158 anos mais tarde, a 3 de Janeiro de 2009, outro evento passou, por sua vez, despercebido, talvez de consequência histórica semelhante a essa troca, nas margens do Lago Michigan: a primeira moeda criptográfica, bitcoin, foi criada. Recorde-se que tinham passado pouco mais de três meses desde a falência da Lehman Brothers a 15 de Setembro de 2008, que desencadeou a crise financeira mais aguda desde 1930, uma crise causada por derivados (neste caso, hipotecas subprime).

A bitcoin nasceu na sequência da crise financeira mundial do final dos anos 2000. A 31 de Outubro de 2008, Satoshi Nakamoto (um pseudónimo) distribuiu um documento a uma pequena audiência de entusiastas da criptografia, ou seja, técnicas de protecção de mensagens utilizando chaves de encriptação, antes de o colocar online. Este «Livro Branco» lança as bases de um sistema de moeda electrónica, cuja particularidade é que não requer um emissor centralizado ou qualquer terceiro de confiança para validar as trocas.
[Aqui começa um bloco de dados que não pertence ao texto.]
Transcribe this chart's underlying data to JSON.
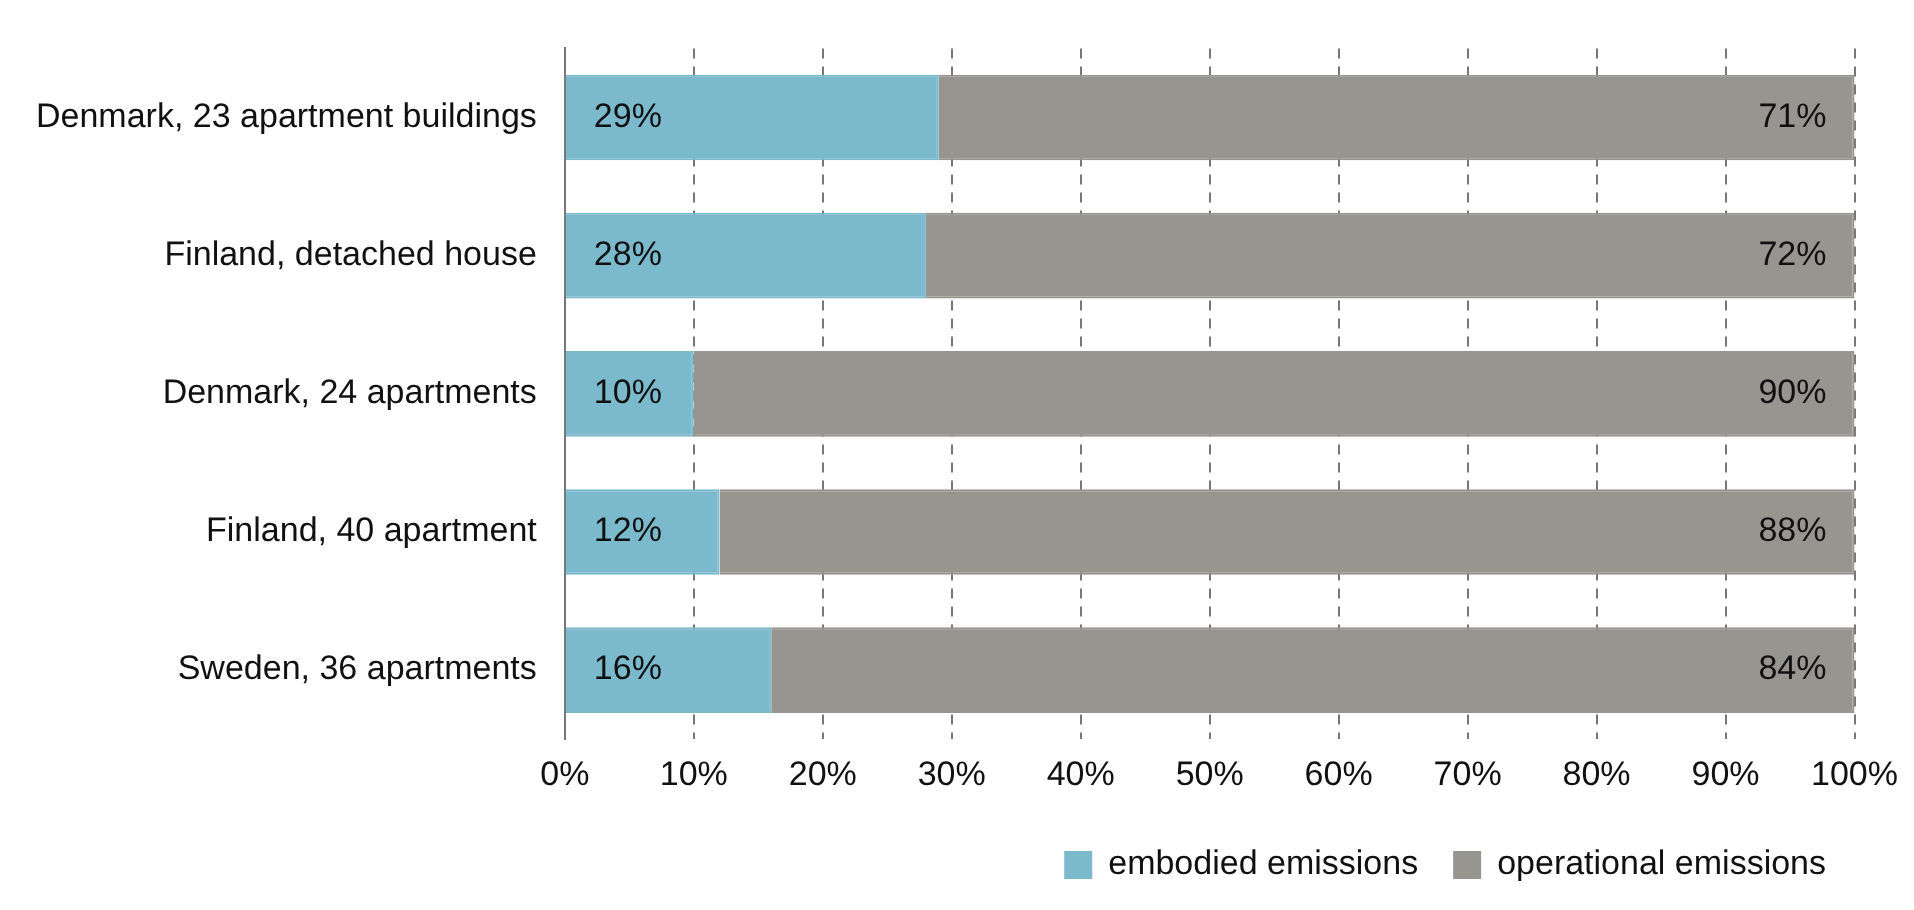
{
  "chart_data": {
    "type": "bar",
    "orientation": "horizontal",
    "stacked": true,
    "categories": [
      "Denmark, 23 apartment buildings",
      "Finland, detached house",
      "Denmark, 24 apartments",
      "Finland, 40 apartment",
      "Sweden, 36 apartments"
    ],
    "series": [
      {
        "name": "embodied emissions",
        "color": "#7bb9cc",
        "values": [
          29,
          28,
          10,
          12,
          16
        ],
        "value_labels": [
          "29%",
          "28%",
          "10%",
          "12%",
          "16%"
        ]
      },
      {
        "name": "operational emissions",
        "color": "#97958f",
        "values": [
          71,
          72,
          90,
          88,
          84
        ],
        "value_labels": [
          "71%",
          "72%",
          "90%",
          "88%",
          "84%"
        ]
      }
    ],
    "xlim": [
      0,
      100
    ],
    "xticks": [
      {
        "value": 0,
        "label": "0%"
      },
      {
        "value": 10,
        "label": "10%"
      },
      {
        "value": 20,
        "label": "20%"
      },
      {
        "value": 30,
        "label": "30%"
      },
      {
        "value": 40,
        "label": "40%"
      },
      {
        "value": 50,
        "label": "50%"
      },
      {
        "value": 60,
        "label": "60%"
      },
      {
        "value": 70,
        "label": "70%"
      },
      {
        "value": 80,
        "label": "80%"
      },
      {
        "value": 90,
        "label": "90%"
      },
      {
        "value": 100,
        "label": "100%"
      }
    ],
    "grid": "x",
    "line_style": "dashed",
    "legend": "bottom"
  }
}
Por outras palavras, o documento propõe a criação de uma moeda, bitcoin, sem banco central e sem intermediários financeiros, garantindo o anonimato quase total das trocas.

Para o fazer, a bitcoin depende de uma «cadeia de blocos» (blockchains): um registo global grande, descentralizado e público de todas as transacções na moeda criptográfica. Os blocos são como páginas, registando até duas mil transacções. A validade das centenas de milhares de transacções efectuadas todos os dias é assegurada por um processo criptográfico único, que envolve computadores de todo o mundo. Poder-se-ia resumir este processo complexo sugerindo que a validação de cada novo bloco ligado à cadeia exige um «esforço» informático considerável – e portanto também um gasto de energia ligado ao consumo dos computadores necessários para as operações. Quando um participante – o termo «mineiro» é utilizado para designar estes indivíduos e, mais frequentemente, estas estruturas mais ou menos oficiais que reúnem centenas de computadores – consegue fazê-lo, é-lhe atribuída uma quantidade específica de bitcoins.
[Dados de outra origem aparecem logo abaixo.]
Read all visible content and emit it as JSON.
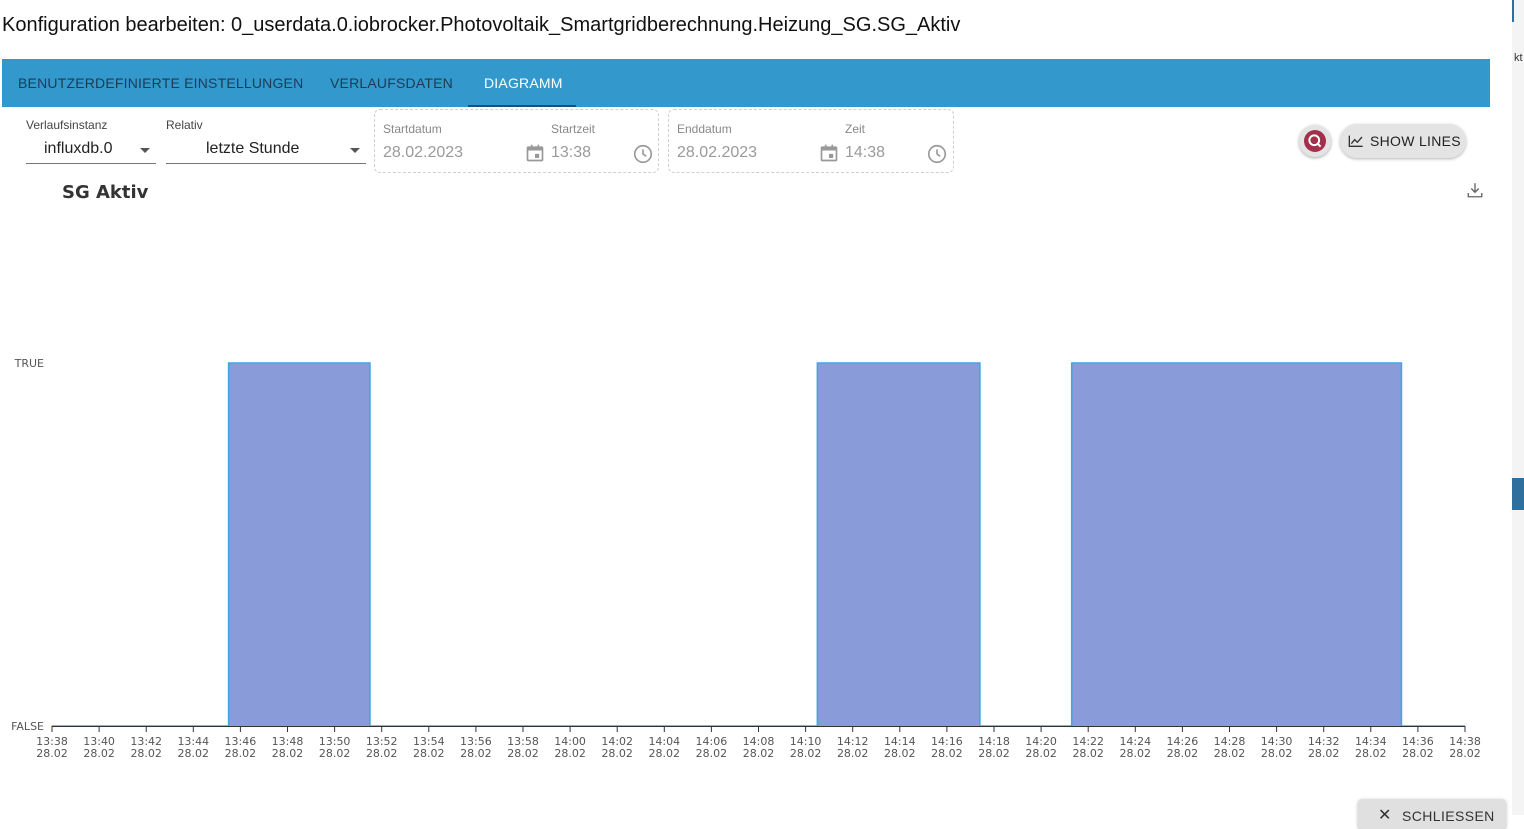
{
  "dialog": {
    "title": "Konfiguration bearbeiten: 0_userdata.0.iobrocker.Photovoltaik_Smartgridberechnung.Heizung_SG.SG_Aktiv"
  },
  "side": {
    "text": "kt"
  },
  "tabs": [
    {
      "label": "BENUTZERDEFINIERTE EINSTELLUNGEN",
      "active": false
    },
    {
      "label": "VERLAUFSDATEN",
      "active": false
    },
    {
      "label": "DIAGRAMM",
      "active": true
    }
  ],
  "controls": {
    "instance": {
      "label": "Verlaufsinstanz",
      "value": "influxdb.0"
    },
    "relative": {
      "label": "Relativ",
      "value": "letzte Stunde"
    },
    "start": {
      "date_label": "Startdatum",
      "date_value": "28.02.2023",
      "time_label": "Startzeit",
      "time_value": "13:38"
    },
    "end": {
      "date_label": "Enddatum",
      "date_value": "28.02.2023",
      "time_label": "Zeit",
      "time_value": "14:38"
    },
    "show_lines_label": "SHOW LINES",
    "close_label": "SCHLIESSEN"
  },
  "colors": {
    "tabbar": "#3399cc",
    "fill": "#8a9bd9",
    "stroke": "#3ea6e6",
    "fab": "#a3304a"
  },
  "icons": {
    "calendar": "calendar-icon",
    "clock": "clock-icon",
    "download": "download-icon",
    "chart": "line-chart-icon",
    "close": "close-icon",
    "search": "search-icon"
  },
  "chart_data": {
    "type": "area",
    "title": "SG Aktiv",
    "y_categories": [
      "FALSE",
      "TRUE"
    ],
    "x_range": [
      "13:38",
      "14:38"
    ],
    "x_ticks": [
      "13:38",
      "13:40",
      "13:42",
      "13:44",
      "13:46",
      "13:48",
      "13:50",
      "13:52",
      "13:54",
      "13:56",
      "13:58",
      "14:00",
      "14:02",
      "14:04",
      "14:06",
      "14:08",
      "14:10",
      "14:12",
      "14:14",
      "14:16",
      "14:18",
      "14:20",
      "14:22",
      "14:24",
      "14:26",
      "14:28",
      "14:30",
      "14:32",
      "14:34",
      "14:36",
      "14:38"
    ],
    "x_tick_date": "28.02",
    "step": true,
    "points": [
      {
        "x": "13:38",
        "y": 0
      },
      {
        "x": "13:45:30",
        "y": 1
      },
      {
        "x": "13:51:30",
        "y": 0
      },
      {
        "x": "14:10:30",
        "y": 1
      },
      {
        "x": "14:17:24",
        "y": 0
      },
      {
        "x": "14:21:18",
        "y": 1
      },
      {
        "x": "14:35:18",
        "y": 0
      },
      {
        "x": "14:38",
        "y": 0
      }
    ],
    "grid": false,
    "legend": "none"
  }
}
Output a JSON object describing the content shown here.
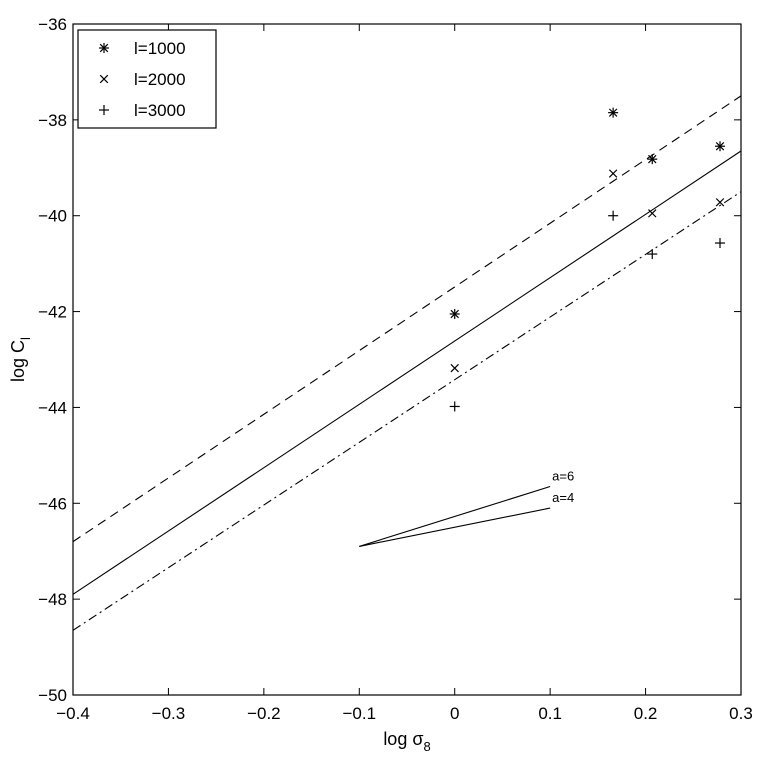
{
  "chart_data": {
    "type": "scatter",
    "title": "",
    "xlabel": {
      "base": "log σ",
      "sub": "8"
    },
    "ylabel": {
      "base": "log C",
      "sub": "l"
    },
    "xlim": [
      -0.4,
      0.3
    ],
    "ylim": [
      -50,
      -36
    ],
    "xticks": [
      -0.4,
      -0.3,
      -0.2,
      -0.1,
      0,
      0.1,
      0.2,
      0.3
    ],
    "xtick_labels": [
      "−0.4",
      "−0.3",
      "−0.2",
      "−0.1",
      "0",
      "0.1",
      "0.2",
      "0.3"
    ],
    "yticks": [
      -50,
      -48,
      -46,
      -44,
      -42,
      -40,
      -38,
      -36
    ],
    "ytick_labels": [
      "−50",
      "−48",
      "−46",
      "−44",
      "−42",
      "−40",
      "−38",
      "−36"
    ],
    "grid": false,
    "legend_position": "top-left",
    "series": [
      {
        "name": "l=1000",
        "marker": "asterisk",
        "x": [
          0,
          0.166,
          0.207,
          0.278
        ],
        "y": [
          -42.05,
          -37.85,
          -38.82,
          -38.55
        ]
      },
      {
        "name": "l=2000",
        "marker": "x",
        "x": [
          0,
          0.166,
          0.207,
          0.278
        ],
        "y": [
          -43.18,
          -39.12,
          -39.95,
          -39.72
        ]
      },
      {
        "name": "l=3000",
        "marker": "plus",
        "x": [
          0,
          0.166,
          0.207,
          0.278
        ],
        "y": [
          -43.98,
          -40.0,
          -40.8,
          -40.57
        ]
      }
    ],
    "fit_lines": [
      {
        "style": "dashed",
        "x": [
          -0.4,
          0.3
        ],
        "y": [
          -46.8,
          -37.5
        ]
      },
      {
        "style": "solid",
        "x": [
          -0.4,
          0.3
        ],
        "y": [
          -47.9,
          -38.65
        ]
      },
      {
        "style": "dashdot",
        "x": [
          -0.4,
          0.3
        ],
        "y": [
          -48.65,
          -39.5
        ]
      }
    ],
    "annotations": [
      {
        "label": "a=6",
        "x": [
          -0.1,
          0.1
        ],
        "y": [
          -46.9,
          -45.65
        ]
      },
      {
        "label": "a=4",
        "x": [
          -0.1,
          0.1
        ],
        "y": [
          -46.9,
          -46.1
        ]
      }
    ]
  }
}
Isto significa que não existem intermediários financeiros – tais como bancos – para garantir a integridade do sistema de pagamentos, e nenhum banco central. A criação de dinheiro é automática: é limitada à remuneração dos «mineiros». Também é limitada. É criado um bloco aproximadamente a cada dez minutos na escala da rede, e a recompensa associada é reduzida para metade a cada 210 mil blocos. A produção de dinheiro diminui com o tempo, com o entendimento de que a quantidade máxima de bitcoins em circulação foi limitada a 21 milhões pelos seus criadores (o que não é o caso de todas as moedas criptográficas). Em Novembro de 2021, era de pouco menos de 19 milhões.
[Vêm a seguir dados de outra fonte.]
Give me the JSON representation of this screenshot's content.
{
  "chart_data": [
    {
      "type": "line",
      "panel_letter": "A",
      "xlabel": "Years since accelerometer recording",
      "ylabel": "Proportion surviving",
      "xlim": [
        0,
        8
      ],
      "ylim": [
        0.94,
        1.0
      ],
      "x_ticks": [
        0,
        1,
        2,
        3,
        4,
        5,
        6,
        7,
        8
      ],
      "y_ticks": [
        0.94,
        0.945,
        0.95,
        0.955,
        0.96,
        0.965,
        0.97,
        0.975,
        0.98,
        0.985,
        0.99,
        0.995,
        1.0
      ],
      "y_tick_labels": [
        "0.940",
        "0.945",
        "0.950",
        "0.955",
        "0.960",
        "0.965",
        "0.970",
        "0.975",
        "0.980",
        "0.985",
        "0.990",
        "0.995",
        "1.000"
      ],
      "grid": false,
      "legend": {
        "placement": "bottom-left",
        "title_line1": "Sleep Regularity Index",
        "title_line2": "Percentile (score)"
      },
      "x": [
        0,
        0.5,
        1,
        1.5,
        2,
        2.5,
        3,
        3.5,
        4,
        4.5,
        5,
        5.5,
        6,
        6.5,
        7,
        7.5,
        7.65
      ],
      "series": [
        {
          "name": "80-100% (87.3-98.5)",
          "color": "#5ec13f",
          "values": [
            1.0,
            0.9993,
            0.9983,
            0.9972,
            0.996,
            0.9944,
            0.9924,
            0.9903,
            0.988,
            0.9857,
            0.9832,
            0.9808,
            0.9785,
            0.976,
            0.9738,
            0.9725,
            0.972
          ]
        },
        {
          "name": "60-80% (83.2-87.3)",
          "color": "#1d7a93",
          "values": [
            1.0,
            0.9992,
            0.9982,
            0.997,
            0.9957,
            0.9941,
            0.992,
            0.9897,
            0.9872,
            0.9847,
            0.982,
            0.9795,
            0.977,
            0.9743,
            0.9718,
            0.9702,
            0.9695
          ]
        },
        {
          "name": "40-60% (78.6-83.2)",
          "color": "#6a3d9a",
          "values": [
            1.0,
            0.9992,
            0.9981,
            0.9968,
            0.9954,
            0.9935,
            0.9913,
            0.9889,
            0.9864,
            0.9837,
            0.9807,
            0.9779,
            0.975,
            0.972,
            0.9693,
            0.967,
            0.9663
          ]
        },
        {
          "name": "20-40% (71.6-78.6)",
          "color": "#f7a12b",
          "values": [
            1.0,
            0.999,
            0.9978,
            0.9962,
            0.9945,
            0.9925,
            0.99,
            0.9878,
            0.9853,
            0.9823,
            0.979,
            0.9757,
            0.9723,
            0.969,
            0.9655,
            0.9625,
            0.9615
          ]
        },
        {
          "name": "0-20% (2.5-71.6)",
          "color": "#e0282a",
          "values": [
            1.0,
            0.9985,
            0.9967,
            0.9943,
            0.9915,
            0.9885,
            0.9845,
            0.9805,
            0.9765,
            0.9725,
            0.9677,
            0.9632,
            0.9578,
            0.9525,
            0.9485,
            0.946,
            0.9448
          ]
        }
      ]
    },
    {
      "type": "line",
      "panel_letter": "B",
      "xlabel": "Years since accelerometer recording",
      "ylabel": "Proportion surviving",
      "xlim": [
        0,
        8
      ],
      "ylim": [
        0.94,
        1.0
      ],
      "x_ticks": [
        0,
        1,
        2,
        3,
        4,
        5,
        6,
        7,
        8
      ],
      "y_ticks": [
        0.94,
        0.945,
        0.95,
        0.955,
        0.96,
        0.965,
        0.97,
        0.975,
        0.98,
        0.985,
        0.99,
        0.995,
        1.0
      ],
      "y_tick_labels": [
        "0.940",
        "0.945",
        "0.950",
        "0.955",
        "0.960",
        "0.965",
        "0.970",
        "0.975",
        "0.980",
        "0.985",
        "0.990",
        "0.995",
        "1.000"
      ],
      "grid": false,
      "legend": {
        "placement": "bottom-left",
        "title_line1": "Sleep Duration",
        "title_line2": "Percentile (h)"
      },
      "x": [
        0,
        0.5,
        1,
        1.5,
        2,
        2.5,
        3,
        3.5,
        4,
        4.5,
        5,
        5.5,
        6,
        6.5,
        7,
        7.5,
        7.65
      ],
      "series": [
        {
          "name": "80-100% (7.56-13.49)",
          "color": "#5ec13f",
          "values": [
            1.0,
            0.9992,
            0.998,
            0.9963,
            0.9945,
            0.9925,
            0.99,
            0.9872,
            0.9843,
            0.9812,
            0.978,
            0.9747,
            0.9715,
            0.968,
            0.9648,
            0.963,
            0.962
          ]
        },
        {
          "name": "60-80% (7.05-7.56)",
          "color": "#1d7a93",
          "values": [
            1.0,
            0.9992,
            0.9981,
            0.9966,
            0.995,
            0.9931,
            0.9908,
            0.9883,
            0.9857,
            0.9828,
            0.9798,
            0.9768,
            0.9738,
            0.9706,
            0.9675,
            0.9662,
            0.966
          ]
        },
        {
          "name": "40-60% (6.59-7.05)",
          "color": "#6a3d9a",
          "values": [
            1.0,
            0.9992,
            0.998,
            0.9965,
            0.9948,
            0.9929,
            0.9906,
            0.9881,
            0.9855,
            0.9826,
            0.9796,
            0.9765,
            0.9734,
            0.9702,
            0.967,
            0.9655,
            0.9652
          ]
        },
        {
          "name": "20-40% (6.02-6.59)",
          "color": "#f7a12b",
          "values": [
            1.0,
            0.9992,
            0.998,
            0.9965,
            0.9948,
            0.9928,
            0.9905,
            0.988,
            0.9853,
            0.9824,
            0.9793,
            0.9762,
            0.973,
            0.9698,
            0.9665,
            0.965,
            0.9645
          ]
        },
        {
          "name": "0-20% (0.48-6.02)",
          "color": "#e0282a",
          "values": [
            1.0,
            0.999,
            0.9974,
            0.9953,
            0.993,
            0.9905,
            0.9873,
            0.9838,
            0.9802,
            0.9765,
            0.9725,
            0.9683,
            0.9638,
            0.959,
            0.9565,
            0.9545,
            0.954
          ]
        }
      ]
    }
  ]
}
Esta operação coloca imediatamente dois problemas de escala: por um lado, o número de transacções registadas em cada bloco é limitado, o que restringe o número de operações diárias possíveis (a título de comparação, no início de Janeiro de 2021, o bitcoin atingiu um recorde de quatrocentas mil transacções por dia, enquanto que as dos cartões bancários Visa atingiram várias centenas de milhões); por outro lado, a quantidade de energia necessária para o funcionamento desta moeda digital cresce consideravelmente com a dimensão da rede e a intensificação da concorrência entre «mineiros».

Que a criação da primeira moeda completamente virtual da história passou despercebida é compreensível: o planeta tinha, no meio da crise financeira, mais lenha para se queimar. Mas a ausência de reflexão política sobre este novo produto financeiro tornou-se cada vez mais inexplicável à medida que o número de moedas criptográficas aumentava, e à medida que a sua capitalização as transformava num novo ramo das finanças globais. Segundo a CoinMarketCap, em 16 de Novembro existiam 14 289 divisas criptográficas. O capital total das empresas que as criaram ultrapassa os 2,6 mil milhões de dólares: O valor da bitcoin é de 1,138 mil milhões de dólares, enquanto o do Ethereum é de 503 mil milhões de dólares. Num editorial de Setembro, The Economist observou que o volume de transacções supervisionadas apenas pelo Ethereum no segundo trimestre deste ano ascendeu a 2.500 mil milhões de dólares, o que equivale ao valor das transacções trimestrais da Visa a nível mundial.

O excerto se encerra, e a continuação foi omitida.